Ценность этого источника состоит в том, что Майский - вопреки порядку, строго соблюдавшемуся в советские времена, - практически в ежедневном режиме, "по горячим следам" фиксировал свои контакты с ведущими английскими государственными и политическими деятелями, записывал свои впечатления от событий, свидетелем и участником которых он являлся. Человек фундаментальной образованности (выпускник Мюнхенского университета), располагавший еще со времен своей дореволюционной ссылки в Англии обширными связями в различных кругах английского общества, друг руководителя НКИД М.М.Литвинова, он вел дневник "для себя", из чувства самодисциплины и понимания исторической важности своей работы в Лондоне. В начале Великой Отечественной войны в силу сложившихся обстоятельств Майский был вынужден направить свои дневниковые записи Сталину, откуда те впоследствии попали в архив МИД СССР, где и находились на секретном хранении до начала 1990 годов. В результате мы имеем редкую возможность заглянуть как бы за кулисы трагических событий, происходивших в Европе во второй половине 1930-х годов, взглянуть на них глазами одного из двух-трех послов-профессионалов, уцелевших после репрессий 1938-1939 годов (в январе 1939 г.

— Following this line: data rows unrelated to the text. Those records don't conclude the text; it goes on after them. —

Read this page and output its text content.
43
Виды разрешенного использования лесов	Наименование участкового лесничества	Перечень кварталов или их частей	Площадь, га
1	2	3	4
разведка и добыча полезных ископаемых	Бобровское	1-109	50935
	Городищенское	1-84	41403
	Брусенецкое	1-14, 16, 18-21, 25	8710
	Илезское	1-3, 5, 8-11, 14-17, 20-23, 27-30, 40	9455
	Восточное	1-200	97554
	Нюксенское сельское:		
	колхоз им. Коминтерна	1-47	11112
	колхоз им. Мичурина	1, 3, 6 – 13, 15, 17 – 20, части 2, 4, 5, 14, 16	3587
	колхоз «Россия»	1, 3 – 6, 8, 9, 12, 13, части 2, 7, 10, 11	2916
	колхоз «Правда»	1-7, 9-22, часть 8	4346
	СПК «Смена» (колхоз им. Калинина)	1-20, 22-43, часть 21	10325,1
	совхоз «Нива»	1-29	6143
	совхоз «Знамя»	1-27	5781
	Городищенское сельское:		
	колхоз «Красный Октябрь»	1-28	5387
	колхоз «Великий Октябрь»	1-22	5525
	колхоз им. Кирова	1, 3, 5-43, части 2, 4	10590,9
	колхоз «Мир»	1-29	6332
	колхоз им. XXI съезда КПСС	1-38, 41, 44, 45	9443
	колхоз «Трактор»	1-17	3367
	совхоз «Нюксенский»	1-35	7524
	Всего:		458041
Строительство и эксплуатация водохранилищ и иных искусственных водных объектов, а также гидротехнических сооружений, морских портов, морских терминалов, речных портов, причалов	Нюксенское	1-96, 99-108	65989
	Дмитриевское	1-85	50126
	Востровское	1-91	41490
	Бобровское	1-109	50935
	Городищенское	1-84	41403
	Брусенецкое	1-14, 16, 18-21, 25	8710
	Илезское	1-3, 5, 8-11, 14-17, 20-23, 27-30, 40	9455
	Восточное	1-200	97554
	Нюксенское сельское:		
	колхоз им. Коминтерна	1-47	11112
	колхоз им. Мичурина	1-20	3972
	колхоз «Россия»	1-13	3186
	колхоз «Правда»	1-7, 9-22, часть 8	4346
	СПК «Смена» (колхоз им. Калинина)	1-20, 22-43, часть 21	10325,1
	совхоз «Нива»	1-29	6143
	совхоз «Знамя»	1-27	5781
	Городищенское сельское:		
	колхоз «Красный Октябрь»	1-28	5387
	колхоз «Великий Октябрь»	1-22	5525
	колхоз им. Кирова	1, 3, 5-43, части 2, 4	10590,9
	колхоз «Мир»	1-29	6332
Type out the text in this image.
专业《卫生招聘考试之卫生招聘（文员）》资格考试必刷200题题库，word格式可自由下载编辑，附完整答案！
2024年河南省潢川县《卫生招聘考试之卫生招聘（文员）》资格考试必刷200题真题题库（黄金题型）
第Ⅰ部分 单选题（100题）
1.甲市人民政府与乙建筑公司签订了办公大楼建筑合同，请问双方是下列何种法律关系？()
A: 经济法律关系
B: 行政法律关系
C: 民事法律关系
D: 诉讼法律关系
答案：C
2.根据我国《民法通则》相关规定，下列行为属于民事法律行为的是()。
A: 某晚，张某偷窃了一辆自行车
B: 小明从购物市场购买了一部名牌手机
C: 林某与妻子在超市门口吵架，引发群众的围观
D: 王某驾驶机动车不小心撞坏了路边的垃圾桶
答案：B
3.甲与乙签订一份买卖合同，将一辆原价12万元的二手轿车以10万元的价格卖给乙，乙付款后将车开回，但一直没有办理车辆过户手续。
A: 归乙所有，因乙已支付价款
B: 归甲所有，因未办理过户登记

Литвинов докладывал Сталину о том, что должности послов в восьми европейских странах и США являются вакантными).

Майский не участвовал в дипломатических контактах с немцами, завершившихся подписанием пакта. Подписание пакта 23 августа стало для него неожиданностью. Его работа в Лондоне, напротив, была нацелена на реализацию альтернативной политики, связанной с налаживанием коллективного противодействия гитлеровской агрессии. В контексте споров, продолжающихся вокруг пакта Молотова - Риббентропа, его оценки и впечатления важны не только потому, что они позволяют глубже и объективнее представить общую расстановку сил в Европе накануне войны, восприятие советским руководством имевшихся вариантов обеспечения безопасности и государственных интересов СССР. Дневник Майского дает, как нам кажется, исчерпывающий ответ, пожалуй, на главные вопросы предвоенной дипломатии: стало ли, как считает ряд западных историков, подписание советско-германского договора 23 августа, за неделю до начала Второй мировой войны, результатом внешнеполитической линии, изначально спланированной Сталиным под ширмой переговоров с Англией и Францией, или шансы на организацию коллективного отпора агрессору действительно имелись и не были реализованы по причинам, не зависящим от советского руководства.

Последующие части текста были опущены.